Developer Documentation
Toggle Dark/Light/Auto mode Toggle Dark/Light/Auto mode Toggle Dark/Light/Auto mode Back to homepage

Get a Bearer Token

Let’s explain how our Bearer Token Authentication works. First, you make a POST request to the REST API login endpoint. If the authentication process is successful, the API will create a token for you that represents your authentication session. You must pass this token to us in subsequent API requests instead of your username and password.

The authentication session’s permissions will depend on the permissions associated with the username that you used to create the session. It will also be associated with the account that the user is under. Bearer tokens are only associated with a single account at any time.
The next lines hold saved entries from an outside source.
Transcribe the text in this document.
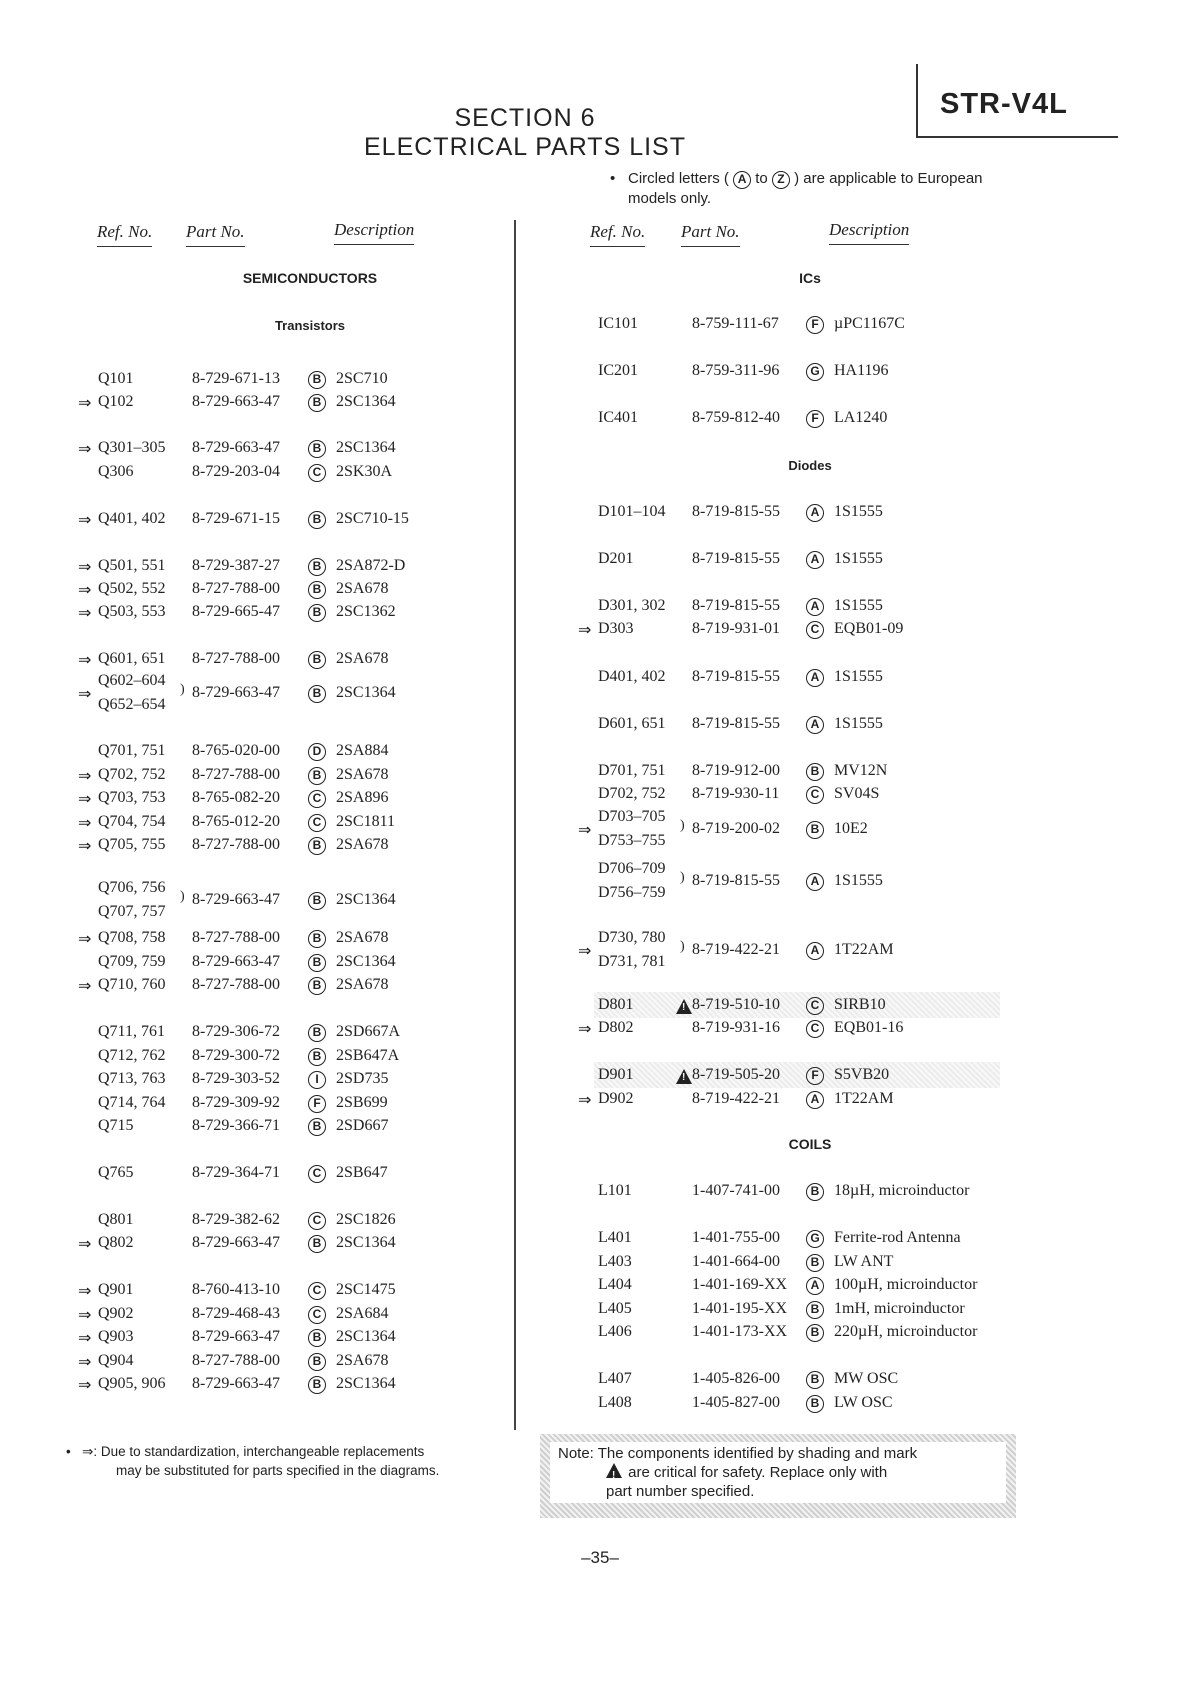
STR-V4L
SECTION 6
ELECTRICAL PARTS LIST
• Circled letters ( A to Z ) are applicable to European
models only.
Ref. No. Part No.	Description	Ref. No. Part No.	Description
SEMICONDUCTORS
Transistors
Q101	8-729-671-13	B 2SC710
⇒ Q102	8-729-663-47	B 2SC1364
⇒ Q301–305 8-729-663-47	B 2SC1364
Q306	8-729-203-04	C 2SK30A
⇒ Q401, 402 8-729-671-15	B 2SC710-15
⇒ Q501, 551 8-729-387-27	B 2SA872-D
⇒ Q502, 552 8-727-788-00	B 2SA678
⇒ Q503, 553 8-729-665-47	B 2SC1362
⇒ Q601, 651 8-727-788-00	B 2SA678
⇒
Q602–604
Q652–654
) 8-729-663-47	B 2SC1364
Q701, 751 8-765-020-00	D 2SA884
⇒ Q702, 752 8-727-788-00	B 2SA678
⇒ Q703, 753 8-765-082-20	C 2SA896
⇒ Q704, 754 8-765-012-20	C 2SC1811
⇒ Q705, 755 8-727-788-00	B 2SA678
Q706, 756
Q707, 757
) 8-729-663-47	B 2SC1364
⇒ Q708, 758 8-727-788-00	B 2SA678
Q709, 759 8-729-663-47	B 2SC1364
⇒ Q710, 760 8-727-788-00	B 2SA678
Q711, 761 8-729-306-72	B 2SD667A
Q712, 762 8-729-300-72	B 2SB647A
Q713, 763 8-729-303-52	I	2SD735
Q714, 764 8-729-309-92	F 2SB699
Q715	8-729-366-71	B 2SD667
Q765	8-729-364-71	C 2SB647
Q801	8-729-382-62	C 2SC1826
⇒ Q802	8-729-663-47	B 2SC1364
⇒ Q901	8-760-413-10	C 2SC1475
⇒ Q902	8-729-468-43	C 2SA684
⇒ Q903	8-729-663-47	B 2SC1364
⇒ Q904	8-727-788-00	B 2SA678
⇒ Q905, 906 8-729-663-47	B 2SC1364
ICs
IC101	8-759-111-67	F µPC1167C
IC201	8-759-311-96	G HA1196
IC401	8-759-812-40	F LA1240
Diodes
D101–104 8-719-815-55	A 1S1555
D201	8-719-815-55	A 1S1555
D301, 302 8-719-815-55	A 1S1555
⇒ D303	8-719-931-01	C EQB01-09
D401, 402 8-719-815-55	A 1S1555
D601, 651 8-719-815-55	A 1S1555
D701, 751 8-719-912-00	B MV12N
D702, 752 8-719-930-11	C SV04S
⇒
D703–705
D753–755
) 8-719-200-02	B 10E2
D706–709
D756–759
) 8-719-815-55	A 1S1555
⇒
D730, 780
D731, 781
) 8-719-422-21	A 1T22AM
D801 !	8-719-510-10	C SIRB10
⇒ D802	8-719-931-16	C EQB01-16
D901 !	8-719-505-20	F S5VB20
⇒ D902	8-719-422-21	A 1T22AM
COILS
L101	1-407-741-00	B 18µH, microinductor
L401	1-401-755-00	G Ferrite-rod Antenna
L403	1-401-664-00	B LW ANT
L404	1-401-169-XX	A 100µH, microinductor
L405	1-401-195-XX	B 1mH, microinductor
L406	1-401-173-XX	B 220µH, microinductor
L407	1-405-826-00	B MW OSC
L408	1-405-827-00	B LW OSC
• ⇒: Due to standardization, interchangeable replacements
may be substituted for parts specified in the diagrams.
Note: The components identified by shading and mark
! are critical for safety. Replace only with
part number specified.
–35–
Make a POST request to the login endpoint to get a token

Request Paramaters
Parameter Type Usage Description
username string Required The username to authenticate against
password string Required The username’s password
account_id integer Optional If the user has access to more than one account, specify the account id to be authenticated against here. You can alternatively perform a separate masquerade operation afterwards.
Response Body
   "success": true,
   "guid": "71067212-8141-4887-b48e-ccabcfb07196",
   "token": "c04c7ff7-5fa1-48fb-aa2a-bcf97a6b8a79",
   "tokenExpiration": "2018-04-01T21:39:12+00:00",
   "tokenLifetime": 3600,
   "refreshToken": "dff78899-ed3b-4965-8f44-474ac2bf7354",
   "refreshTokenExpiration": "2018-04-30T21:39:12+00:00",

Pass the Bearer Token on Subsequent REST API Calls

Now that you have a valid token that was returned to you in the token variable in the JSON response, you must add a special header for every subsequent request to the REST API. Inside of that header will contain the word “Bearer” as well as the value of the token. Often, a HTTP client library will support Bearer tokens, and it will add this header for you on subsequent requests for you per your configuration.
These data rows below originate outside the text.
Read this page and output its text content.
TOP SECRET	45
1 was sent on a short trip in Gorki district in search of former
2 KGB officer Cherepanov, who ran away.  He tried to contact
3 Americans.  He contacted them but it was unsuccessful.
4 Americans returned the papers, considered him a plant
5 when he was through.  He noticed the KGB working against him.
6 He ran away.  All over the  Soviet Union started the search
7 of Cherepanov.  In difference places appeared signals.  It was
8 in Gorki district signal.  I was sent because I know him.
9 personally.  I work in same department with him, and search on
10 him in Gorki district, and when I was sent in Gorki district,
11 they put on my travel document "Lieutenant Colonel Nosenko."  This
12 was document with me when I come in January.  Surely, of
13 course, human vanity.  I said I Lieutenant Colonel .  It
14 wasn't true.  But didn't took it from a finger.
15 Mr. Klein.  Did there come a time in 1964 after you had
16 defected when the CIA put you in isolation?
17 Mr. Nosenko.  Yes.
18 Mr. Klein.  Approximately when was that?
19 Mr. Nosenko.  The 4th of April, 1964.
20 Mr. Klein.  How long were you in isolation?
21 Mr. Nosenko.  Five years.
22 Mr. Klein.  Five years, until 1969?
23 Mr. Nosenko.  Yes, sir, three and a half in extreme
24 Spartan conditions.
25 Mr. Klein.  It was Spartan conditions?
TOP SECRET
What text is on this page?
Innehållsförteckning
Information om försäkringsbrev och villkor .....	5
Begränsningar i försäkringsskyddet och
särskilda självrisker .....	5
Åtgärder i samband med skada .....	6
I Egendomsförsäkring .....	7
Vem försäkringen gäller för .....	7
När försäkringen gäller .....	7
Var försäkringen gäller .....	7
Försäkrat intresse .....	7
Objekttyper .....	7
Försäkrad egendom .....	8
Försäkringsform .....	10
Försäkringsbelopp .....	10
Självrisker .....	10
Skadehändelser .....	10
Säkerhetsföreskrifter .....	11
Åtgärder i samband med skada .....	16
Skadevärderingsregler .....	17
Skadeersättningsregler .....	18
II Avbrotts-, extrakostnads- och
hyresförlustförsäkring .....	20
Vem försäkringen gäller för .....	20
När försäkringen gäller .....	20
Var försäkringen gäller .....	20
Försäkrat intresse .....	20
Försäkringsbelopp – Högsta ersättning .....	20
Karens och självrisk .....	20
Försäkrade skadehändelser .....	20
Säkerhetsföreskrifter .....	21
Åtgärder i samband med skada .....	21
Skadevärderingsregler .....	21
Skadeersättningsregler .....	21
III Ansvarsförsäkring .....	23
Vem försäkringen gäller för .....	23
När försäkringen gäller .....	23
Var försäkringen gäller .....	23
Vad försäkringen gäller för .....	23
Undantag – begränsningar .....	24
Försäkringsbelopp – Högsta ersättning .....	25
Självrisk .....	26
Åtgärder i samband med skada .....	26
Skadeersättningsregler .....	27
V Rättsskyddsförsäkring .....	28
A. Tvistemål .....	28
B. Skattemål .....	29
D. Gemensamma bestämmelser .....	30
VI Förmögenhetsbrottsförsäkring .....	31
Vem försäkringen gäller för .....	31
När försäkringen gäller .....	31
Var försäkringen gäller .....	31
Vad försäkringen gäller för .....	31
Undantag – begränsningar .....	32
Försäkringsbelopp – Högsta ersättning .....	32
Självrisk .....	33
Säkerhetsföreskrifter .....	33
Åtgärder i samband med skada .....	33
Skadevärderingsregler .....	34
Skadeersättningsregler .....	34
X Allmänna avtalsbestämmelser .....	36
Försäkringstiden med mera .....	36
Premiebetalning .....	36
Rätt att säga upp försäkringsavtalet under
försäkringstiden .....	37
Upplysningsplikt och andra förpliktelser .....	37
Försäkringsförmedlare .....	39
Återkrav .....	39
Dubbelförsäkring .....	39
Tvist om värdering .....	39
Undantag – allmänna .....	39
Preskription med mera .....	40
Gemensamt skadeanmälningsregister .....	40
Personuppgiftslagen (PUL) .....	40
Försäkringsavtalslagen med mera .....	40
Authentication: Bearer c04c7ff7-5fa1-48fb-aa2a-bcf97a6b8a79

Don’t Forget About the Refresh Token!

Your bearer token is short lived. It will expire according to the value in tokenExpiration, whereby it will no longer be considered valid. Any attempt to use an expired bearer token will result in a 401 or 403 response. When you are ready to get a new bearer token, you must make a separate API call to refresh your auth session, and you must pass the refreshToken value to this endpoint.